Messieurs les Recteurs,
Geachte heer Foccroulle,
Dames en heren,
Chers Collègues,
Chers Amis,

“Human nature is not simply divided between good and bad people, it’s the mission of the greatest artist to show the incredible complexity of the human soul and behaviour.” Met deze woorden stelt Bernard Foccroulle in zijn lezing Managing the challenges of Inherited Repertoire in wezen zijn eigen missie scherp.

Bernard Foccroulle staat als musicus en cultureel ondernemer ín de maatschappij. Pijnpunten van vandaag maken deel uit van zijn sociaal-artistiek engagement: Moeder Aarde die erop achteruitgaat, de nood aan investering in de jongste generatie en het feit dat enkel dialoog verschillende culturen dichter bij elkaar kan brengen om universeel een betere wereld te creëren.

Bernard Foccroulle pleit onvoorwaardelijk voor het slopen van de torenhoge muren die rondom kunst en haar pivoterende elite zijn opgetrokken. Zijn democratisering van opera in steden als Brussel en Aix-en- Provence is baanbrekend. Hij gaat daarbij geen enkele maatschappelijke discussie uit de weg. Opera moet meer zijn dan puur entertainment; het moet de sociale uitdagingen van vandaag in al hun aspecten aan de kaak stellen.

Daarbij steeds het kunstwerk hanterend dat, soms eeuwen geleden, binnen een historische context is ontstaan, maar vandaag net nood heeft aan een hertaling. Kunst als brug tussen heden en verleden, als brug tussen uitvoerder en publiek.

Net dat respect voor het muzikale erfgoed is Bernards Foccroulles constante drijfveer voor het creëren van kunst vandaag. Het delen van zijn kennis is daarbij zijn handelsmerk.

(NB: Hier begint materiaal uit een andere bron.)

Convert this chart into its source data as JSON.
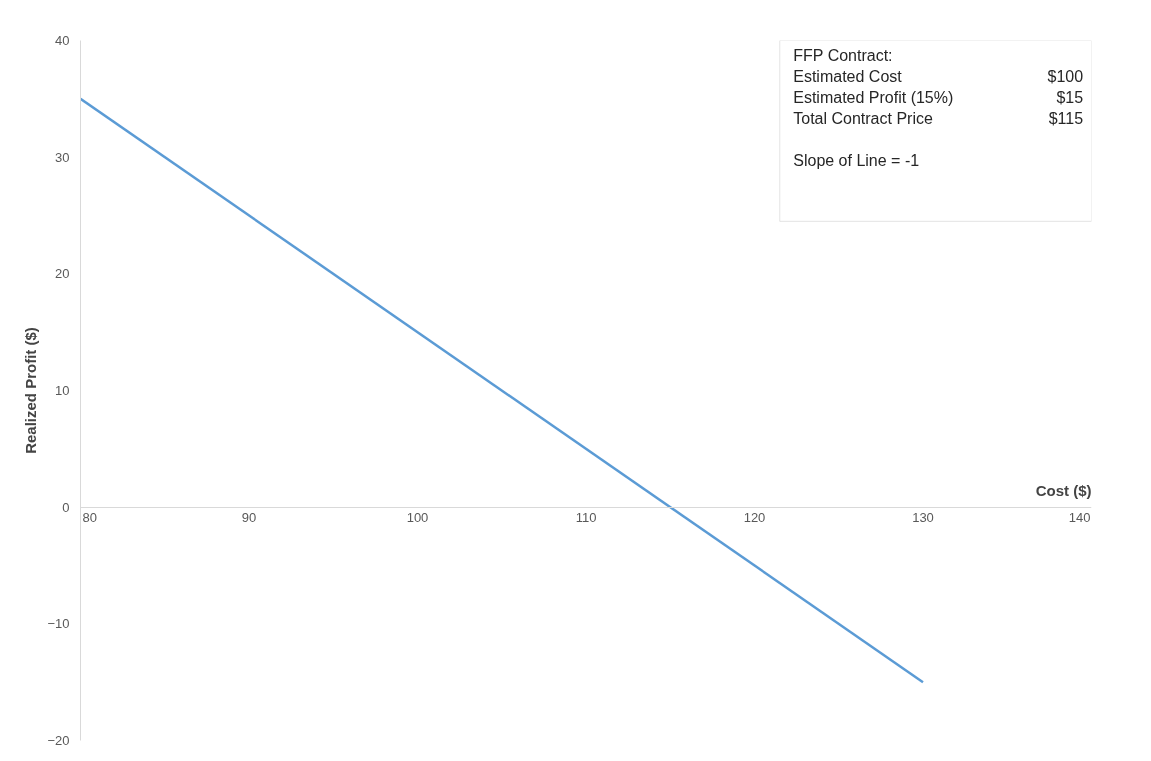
{
  "chart_data": {
    "type": "line",
    "xlabel": "Cost ($)",
    "ylabel": "Realized Profit ($)",
    "x": [
      80,
      130
    ],
    "series": [
      {
        "color": "#5b9bd5",
        "values": [
          35,
          -15
        ]
      }
    ],
    "xlim": [
      80,
      140
    ],
    "ylim": [
      -20,
      40
    ],
    "xticks": [
      80,
      90,
      100,
      110,
      120,
      130,
      140
    ],
    "yticks": [
      -20,
      -10,
      0,
      10,
      20,
      30,
      40
    ],
    "grid": false,
    "marker": "none",
    "line_style": "solid",
    "annotations": [
      "FFP Contract:",
      "Estimated Cost",
      "$100",
      "Estimated Profit (15%)",
      "$15",
      "Total Contract Price",
      "$115",
      "Slope of Line = -1"
    ]
  }
}
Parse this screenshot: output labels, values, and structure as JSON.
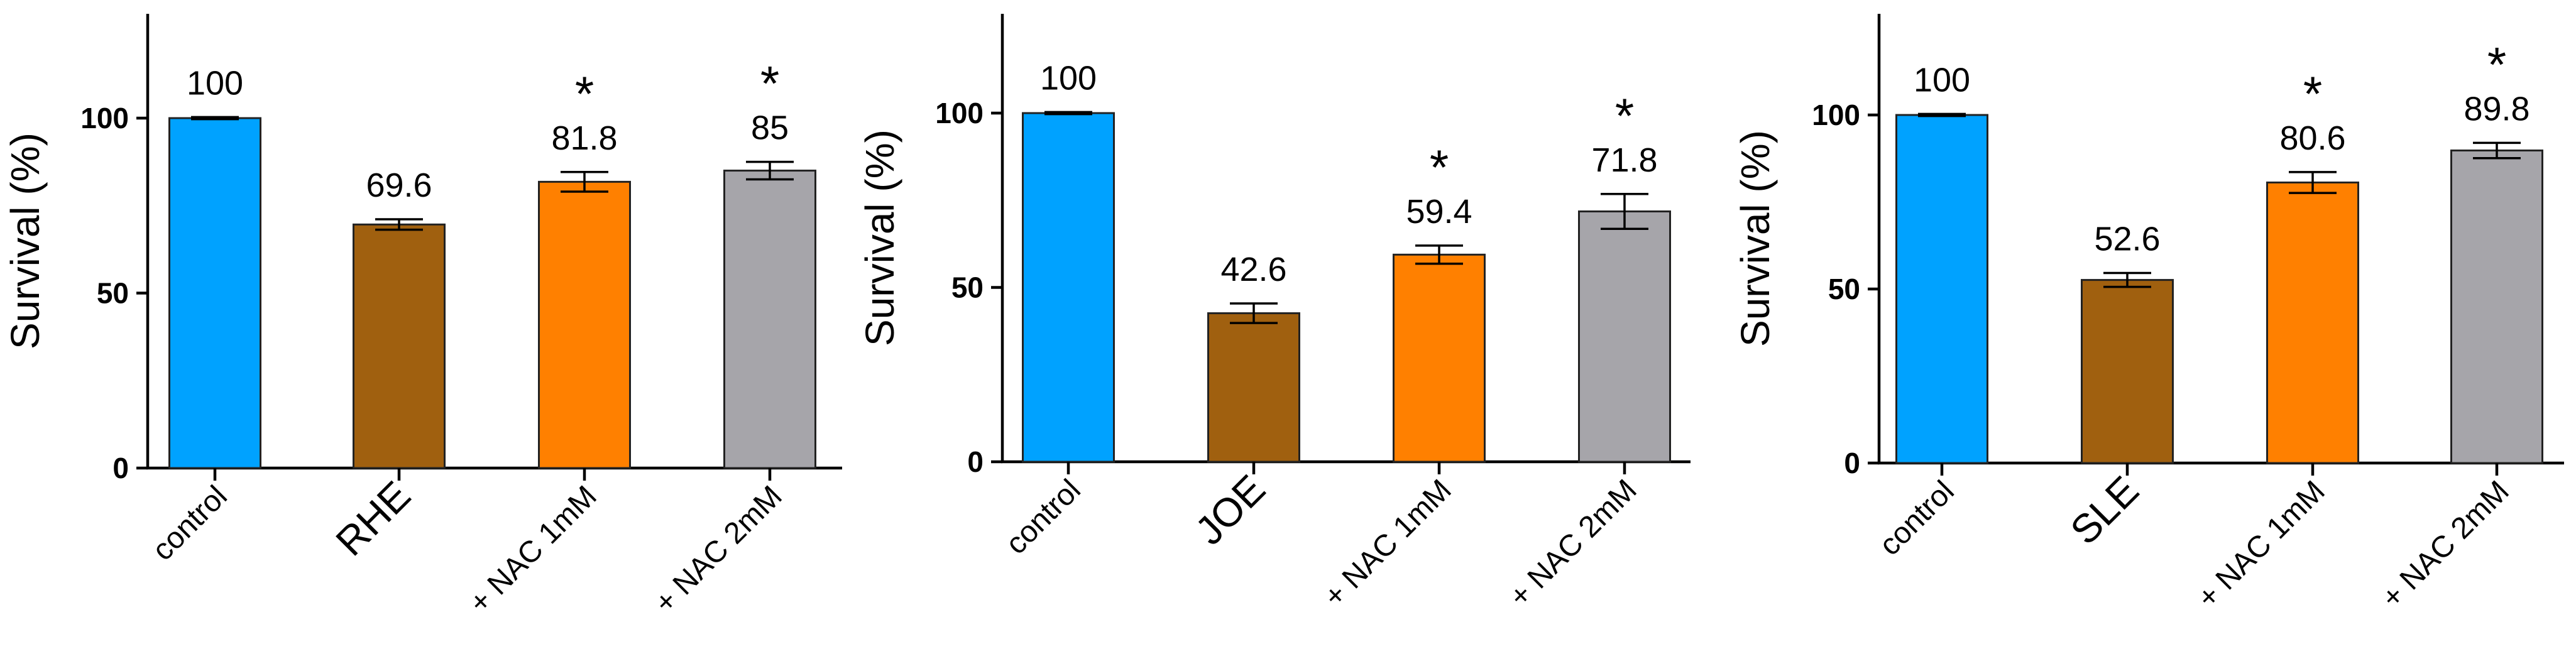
{
  "chart_data": [
    {
      "type": "bar",
      "ylabel": "Survival (%)",
      "ylim": [
        0,
        130
      ],
      "yticks": [
        "0",
        "50",
        "100"
      ],
      "categories": [
        "control",
        "RHE",
        "+ NAC 1mM",
        "+ NAC 2mM"
      ],
      "values": [
        100,
        69.6,
        81.8,
        85
      ],
      "errors": [
        0.3,
        1.5,
        2.8,
        2.5
      ],
      "value_labels": [
        "100",
        "69.6",
        "81.8",
        "85"
      ],
      "significance": [
        "",
        "",
        "*",
        "*"
      ],
      "colors": [
        "#00a2ff",
        "#a0600f",
        "#ff8000",
        "#a6a5aa"
      ]
    },
    {
      "type": "bar",
      "ylabel": "Survival (%)",
      "ylim": [
        0,
        130
      ],
      "yticks": [
        "0",
        "50",
        "100"
      ],
      "categories": [
        "control",
        "JOE",
        "+ NAC 1mM",
        "+ NAC 2mM"
      ],
      "values": [
        100,
        42.6,
        59.4,
        71.8
      ],
      "errors": [
        0.3,
        2.8,
        2.6,
        5.0
      ],
      "value_labels": [
        "100",
        "42.6",
        "59.4",
        "71.8"
      ],
      "significance": [
        "",
        "",
        "*",
        "*"
      ],
      "colors": [
        "#00a2ff",
        "#a0600f",
        "#ff8000",
        "#a6a5aa"
      ]
    },
    {
      "type": "bar",
      "ylabel": "Survival (%)",
      "ylim": [
        0,
        130
      ],
      "yticks": [
        "0",
        "50",
        "100"
      ],
      "categories": [
        "control",
        "SLE",
        "+ NAC 1mM",
        "+ NAC 2mM"
      ],
      "values": [
        100,
        52.6,
        80.6,
        89.8
      ],
      "errors": [
        0.3,
        2.0,
        3.0,
        2.2
      ],
      "value_labels": [
        "100",
        "52.6",
        "80.6",
        "89.8"
      ],
      "significance": [
        "",
        "",
        "*",
        "*"
      ],
      "colors": [
        "#00a2ff",
        "#a0600f",
        "#ff8000",
        "#a6a5aa"
      ]
    }
  ]
}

Zijn magistrale opname van alle werken voor orgel van Johann Sebastian Bach op veertien historische instrumenten is een levenswerk. Het toont dat muziek die is gemaakt met vakmanschap, blijvend perspectieven kan bieden door in te zetten op de ziel en de essentie van het kunstwerk zelf, en zo ook vandaag nog toelaat om creatief doch onderbouwd op te boksen tegen de waan van de dag.

Zelf spreekt Bernard Foccroulle over een ‘dynamisch proces’ en citeert hij: “Lire un livre, c’est achever de l’écrire.” (Danièle Sallenave). Zijn gedrevenheid om zichzelf als kunstenaar ten dienste van de compositie te stellen, zorgt ervoor dat de manier ‘waarop’ het publiek van vandaag kijkt of luistert ook een invloed heeft op het stuk zelf. Hij pleit daarbij voor dialoog, zodat ongeacht wát het werk inhoudt of wíe het heeft gemaakt, we steeds ruimte creëren in - om het met de mooie beeldspraak van Herman Portocarero te zeggen – een “Naamloze Vlakte”, waar iedereen volop kan ademen en mee deel uitmaakt van het artistieke proces.

Souvent, les revendications sociales viennent les marges. Et puis les institutions, plus lentes à se mettre en marche, choisissent ou non de suivre le mouvement. Pourtant, en oeuvrant depuis le coeur de puissantes institutions culturelles comme La Monnaie, grande maison d’opéra, Bernard Foccroulle nous rappelle que les institutions peuvent aussi prendre part à ces élans, sans les brider. Son opéra Cassandra, qui traite tant de la crise écologique elle-même que de la tragédie que vivent les gens qui annoncent le désastre, mais que l’on refuse d’écouter, c’est la rencontre entre opéra et monde militant. C’est l’opéra qui prête son chant aux
inquiétudes et aux revendications qui martèlent habituellement le pavé, à coups de poings levés et de cris.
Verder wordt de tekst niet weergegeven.